The second major theme of this chapter has been that technology prompts significant changes in the nature of mathematics that is assessed, and this creates new challenges for teachers and examiners. Creativity is needed to design assessment items which show what mathematical values are held important, and to design systems that are equitable, encourage good learning and focus the attention of teachers and students on mathematical knowledge that is important for the future.

Assessment should focus on the mathematical knowledge and skills that are most valuable. Technology, including dynamic geometry, spreadsheets, and calculators, enables students to explore mathematical ideas for themselves, formulating and testing and resolving hypotheses, so some assessment with technology needs to be without time pressure so that students can show these abilities. Similarly, some extended assessment can look at the whole modelling cycle, from formulating a problem mathematically, to solving it and interpreting the results; a process which technology assists at a number of points. Since technology takes over much of the routine work of solving, even examinations now need to look beyond assessing a narrow bandwidth of mathematical activity. Good assessment practices which permit technology use will be powerful in ensuring that systems achieve the higher-order thinking benefits that educators seek from technology in schools. Designing good assessments with technology also needs to pay attention to equity. High performance in school mathematics is often associated with social advantage, so it is important that use of technology in class or in assessment does not operate to limit further the achievement of socially and economically disadvantaged students. To accomplish all of these goals, assessors need to be very familiar with the capabilities of the technologies permitted and the sometimes unexpected ways in which students might use them.
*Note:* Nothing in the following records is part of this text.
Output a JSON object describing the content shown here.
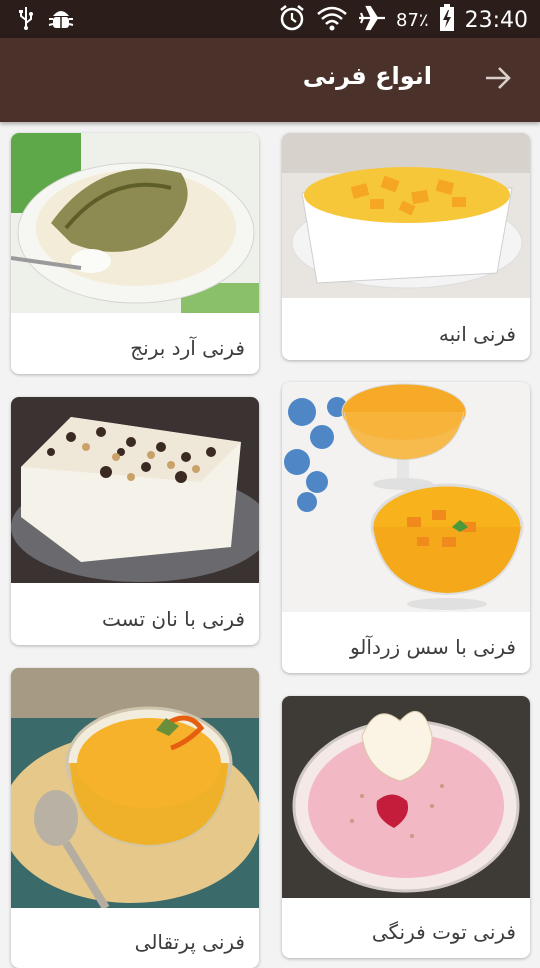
{
  "status_bar": {
    "battery": "87٪",
    "time": "23:40",
    "icons": [
      "usb-icon",
      "android-debug-icon",
      "alarm-icon",
      "wifi-icon",
      "airplane-icon",
      "battery-charging-icon"
    ]
  },
  "app_bar": {
    "title": "انواع فرنی",
    "back_icon": "arrow-right-icon"
  },
  "recipes": [
    {
      "label": "فرنی انبه"
    },
    {
      "label": "فرنی آرد برنج"
    },
    {
      "label": "فرنی با سس زردآلو"
    },
    {
      "label": "فرنی با نان تست"
    },
    {
      "label": "فرنی توت فرنگی"
    },
    {
      "label": "فرنی پرتقالی"
    }
  ],
  "colors": {
    "status_bar": "#2b1d19",
    "app_bar": "#4a3129",
    "background": "#f3f3f3",
    "card": "#ffffff"
  }
}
In summary, new technologies offer considerable potential to provide the capability to support authentic assessments of complex mathematical activity, and to monitor unobtrusively how students interact with the tasks, thus supporting the development of sophisticated models of student proficiency that support the provision of high-quality feedback. Although recent developments in assessment with technology seems to have focussed primarily on the delivery of rich audio–visual content, the real power of computerized assessment is likely, in the future, to be in the creation of learning environments in which students use a range of information resources, engage with powerful software for problem solving, and collaborate with other students.